BioGeoBEARS (BioGeography with Bayesian and Likelihood Evolutionary Analysis in R Scripts) is an R package for probabilistic inference of historical biogeography on phylogenetic trees. It implements various models of range evolution and allows statistical comparison between them.

Installation

# Install dependencies
install.packages("rexpokit")
install.packages("cladoRcpp")

# Install from GitHub
library(devtools)
devtools::install_github(repo="nmatzke/BioGeoBEARS")

Biogeographic Models

BioGeoBEARS implements several models that differ in their assumptions about how species ranges evolve:

DEC (Dispersal-Extinction-Cladogenesis)

The DEC model is based on LAGRANGE and includes:

  • Anagenetic changes (along branches):

    • d (dispersal): Rate of range expansion into adjacent areas
    • e (extinction): Rate of local extinction in an area
  • Cladogenetic events (at speciation nodes):

    • Vicariance: Ancestral range splits between daughter lineages
    • Subset sympatry: One daughter inherits full range, other subset
    • Range copying: Both daughters inherit full ancestral range

Parameters: 2 (d, e) Best for: General-purpose biogeographic inference

DIVALIKE (Vicariance-focused)

Similar to DIVA (Dispersal-Vicariance Analysis):

  • Emphasizes vicariance at speciation events
  • Fixes subset sympatry probability to 0
  • Only allows vicariance and range copying at nodes

Parameters: 2 (d, e) Best for: Systems where vicariance is the primary speciation mode

BAYAREALIKE (Sympatry-focused)

Based on the BayArea model:

  • Emphasizes sympatric speciation
  • Fixes vicariance probability to 0
  • Only allows subset sympatry and range copying

Parameters: 2 (d, e) Best for: Systems where dispersal and sympatric speciation dominate

+J Extension (Founder-event speciation)

Any of the above models can include a "+J" parameter:

  • j: Jump dispersal / founder-event speciation rate
  • Allows instantaneous dispersal to a new area at speciation
  • Often significantly improves model fit
  • Can be controversial (some argue it's biologically unrealistic)

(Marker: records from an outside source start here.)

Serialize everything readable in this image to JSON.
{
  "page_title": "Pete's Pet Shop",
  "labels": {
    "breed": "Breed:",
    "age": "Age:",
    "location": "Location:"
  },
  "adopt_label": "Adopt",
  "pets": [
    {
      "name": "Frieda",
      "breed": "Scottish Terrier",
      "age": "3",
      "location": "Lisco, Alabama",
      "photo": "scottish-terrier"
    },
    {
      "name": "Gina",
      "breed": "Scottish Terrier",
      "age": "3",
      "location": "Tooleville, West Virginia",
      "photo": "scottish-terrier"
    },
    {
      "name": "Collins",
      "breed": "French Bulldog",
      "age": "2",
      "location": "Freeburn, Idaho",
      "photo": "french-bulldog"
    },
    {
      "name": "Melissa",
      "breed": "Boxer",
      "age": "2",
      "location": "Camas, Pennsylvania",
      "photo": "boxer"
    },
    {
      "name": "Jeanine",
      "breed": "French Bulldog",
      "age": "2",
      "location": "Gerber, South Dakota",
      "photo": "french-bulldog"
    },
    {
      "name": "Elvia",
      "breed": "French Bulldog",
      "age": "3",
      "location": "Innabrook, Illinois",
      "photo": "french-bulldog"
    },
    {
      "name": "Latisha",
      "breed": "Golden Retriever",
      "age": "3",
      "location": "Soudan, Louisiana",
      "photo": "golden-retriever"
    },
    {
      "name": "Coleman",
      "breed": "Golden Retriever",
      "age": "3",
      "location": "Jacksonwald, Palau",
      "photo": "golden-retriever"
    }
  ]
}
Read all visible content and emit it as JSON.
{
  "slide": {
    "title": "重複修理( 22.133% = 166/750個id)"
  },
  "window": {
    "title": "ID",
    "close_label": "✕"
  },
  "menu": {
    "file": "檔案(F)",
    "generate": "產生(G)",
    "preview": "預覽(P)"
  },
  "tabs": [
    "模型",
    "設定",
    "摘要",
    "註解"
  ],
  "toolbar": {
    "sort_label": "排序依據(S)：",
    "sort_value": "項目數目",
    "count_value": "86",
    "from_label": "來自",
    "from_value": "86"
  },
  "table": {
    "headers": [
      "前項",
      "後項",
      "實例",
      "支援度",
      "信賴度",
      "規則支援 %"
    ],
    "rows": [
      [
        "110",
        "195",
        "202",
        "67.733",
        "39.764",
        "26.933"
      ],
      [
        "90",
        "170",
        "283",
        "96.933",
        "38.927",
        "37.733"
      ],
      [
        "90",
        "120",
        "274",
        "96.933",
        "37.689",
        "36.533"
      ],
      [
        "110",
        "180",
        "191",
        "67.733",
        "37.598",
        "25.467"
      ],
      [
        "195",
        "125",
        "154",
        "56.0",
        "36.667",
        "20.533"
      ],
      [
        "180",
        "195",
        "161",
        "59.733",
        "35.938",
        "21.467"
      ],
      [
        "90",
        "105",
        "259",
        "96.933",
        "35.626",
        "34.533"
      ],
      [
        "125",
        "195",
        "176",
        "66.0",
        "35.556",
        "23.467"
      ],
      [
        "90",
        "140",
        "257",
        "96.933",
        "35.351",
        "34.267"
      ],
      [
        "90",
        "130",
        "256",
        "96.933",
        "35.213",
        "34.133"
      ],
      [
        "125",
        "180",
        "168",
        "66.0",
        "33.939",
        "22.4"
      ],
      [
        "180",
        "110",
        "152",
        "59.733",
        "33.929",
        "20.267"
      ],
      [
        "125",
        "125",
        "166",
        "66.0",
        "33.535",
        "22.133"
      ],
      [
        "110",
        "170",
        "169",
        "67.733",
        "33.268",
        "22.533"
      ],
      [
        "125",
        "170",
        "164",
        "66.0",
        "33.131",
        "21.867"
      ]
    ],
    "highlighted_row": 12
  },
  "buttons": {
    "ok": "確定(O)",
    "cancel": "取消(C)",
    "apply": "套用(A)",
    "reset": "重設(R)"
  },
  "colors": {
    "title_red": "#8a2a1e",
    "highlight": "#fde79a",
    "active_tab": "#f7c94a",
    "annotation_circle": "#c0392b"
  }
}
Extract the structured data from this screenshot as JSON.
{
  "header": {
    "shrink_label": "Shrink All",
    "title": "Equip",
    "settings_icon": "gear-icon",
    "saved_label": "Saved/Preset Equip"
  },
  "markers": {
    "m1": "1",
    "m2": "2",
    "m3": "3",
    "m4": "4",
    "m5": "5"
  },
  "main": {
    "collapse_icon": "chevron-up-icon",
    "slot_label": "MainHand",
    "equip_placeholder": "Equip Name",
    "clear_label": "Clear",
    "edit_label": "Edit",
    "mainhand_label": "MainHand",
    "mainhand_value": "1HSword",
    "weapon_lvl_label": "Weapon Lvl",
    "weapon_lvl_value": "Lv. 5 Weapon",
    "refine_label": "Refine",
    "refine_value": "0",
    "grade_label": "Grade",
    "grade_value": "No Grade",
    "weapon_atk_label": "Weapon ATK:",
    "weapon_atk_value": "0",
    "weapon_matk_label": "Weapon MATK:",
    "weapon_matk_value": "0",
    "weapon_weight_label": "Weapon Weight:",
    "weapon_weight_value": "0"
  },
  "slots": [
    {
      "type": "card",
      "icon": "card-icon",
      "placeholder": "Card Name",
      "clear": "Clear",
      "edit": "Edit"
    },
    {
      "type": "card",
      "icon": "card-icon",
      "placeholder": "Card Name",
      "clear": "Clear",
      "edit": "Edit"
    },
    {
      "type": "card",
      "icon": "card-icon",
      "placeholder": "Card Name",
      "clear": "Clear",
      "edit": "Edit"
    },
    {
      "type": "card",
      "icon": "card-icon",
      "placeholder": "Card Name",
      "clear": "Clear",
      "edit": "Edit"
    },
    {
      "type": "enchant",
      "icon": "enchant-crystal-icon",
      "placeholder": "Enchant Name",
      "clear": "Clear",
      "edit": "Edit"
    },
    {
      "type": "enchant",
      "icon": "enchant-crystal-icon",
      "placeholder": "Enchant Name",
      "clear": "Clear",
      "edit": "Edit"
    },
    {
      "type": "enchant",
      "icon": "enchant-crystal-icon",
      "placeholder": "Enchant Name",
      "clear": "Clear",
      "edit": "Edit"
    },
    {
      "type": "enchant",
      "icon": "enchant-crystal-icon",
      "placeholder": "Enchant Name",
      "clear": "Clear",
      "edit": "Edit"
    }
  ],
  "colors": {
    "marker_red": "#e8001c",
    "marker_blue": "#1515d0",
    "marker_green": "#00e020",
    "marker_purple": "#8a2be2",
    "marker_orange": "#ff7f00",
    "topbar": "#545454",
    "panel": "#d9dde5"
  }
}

Examples: DEC+J, DIVALIKE+J, BAYAREALIKE+J Additional parameters: +1 (j)

Model Comparison

AIC (Akaike Information Criterion)

AIC = -2 × ln(L) + 2k

Where:

  • ln(L) = log-likelihood
  • k = number of parameters

Lower AIC = better model

AICc (Corrected AIC)

Used when sample size is small relative to parameters:

AICc = AIC + (2k² + 2k)/(n - k - 1)

AIC Weights

Probability that a model is the best among the set:

w_i = exp(-0.5 × Δ_i) / Σ exp(-0.5 × Δ_j)

Where Δ_i = AIC_i - AIC_min

Likelihood Ratio Test (LRT)

For nested models (e.g., DEC vs DEC+J):

LRT = 2 × (ln(L_complex) - ln(L_simple))
  • Test statistic follows χ² distribution
  • df = difference in number of parameters
  • p < 0.05 suggests complex model significantly better

Input File Formats

Phylogenetic Tree (Newick format)

Standard Newick format with:

  • Branch lengths required
  • Tip labels must match geography file
  • Should be rooted and ultrametric (for time-stratified analyses)

Example:

((A:1.0,B:1.0):0.5,C:1.5);

Geography File (PHYLIP-like format)

Format structure:

n_species [TAB] n_areas [TAB] (area1 area2 area3 ...)
species1 [TAB] 011
species2 [TAB] 110
species3 [TAB] 001

Important formatting rules:

  1. Line 1 (Header):

    • Number of species (integer)
    • TAB character
    • Number of areas (integer)
    • TAB character
    • Area names in parentheses, separated by spaces
  2. Subsequent lines (Species data):

    • Species name (must match tree tip label)
    • TAB character
    • Binary presence/absence code (1=present, 0=absent)
    • NO SPACES in the binary code
    • NO SPACES in species names (use underscores)
  3. Common errors to avoid:

    • Using spaces instead of tabs
    • Spaces within binary codes
    • Species names with spaces
    • Mismatch between species names in tree and geography file
    • Wrong number of digits in binary code

Example file:

5	3	(A B C)
Sp_alpha	011
Sp_beta	010
Sp_gamma	111
Sp_delta	100
Sp_epsilon	001

Key Parameters and Settings

max_range_size

Maximum number of areas a species can occupy simultaneously.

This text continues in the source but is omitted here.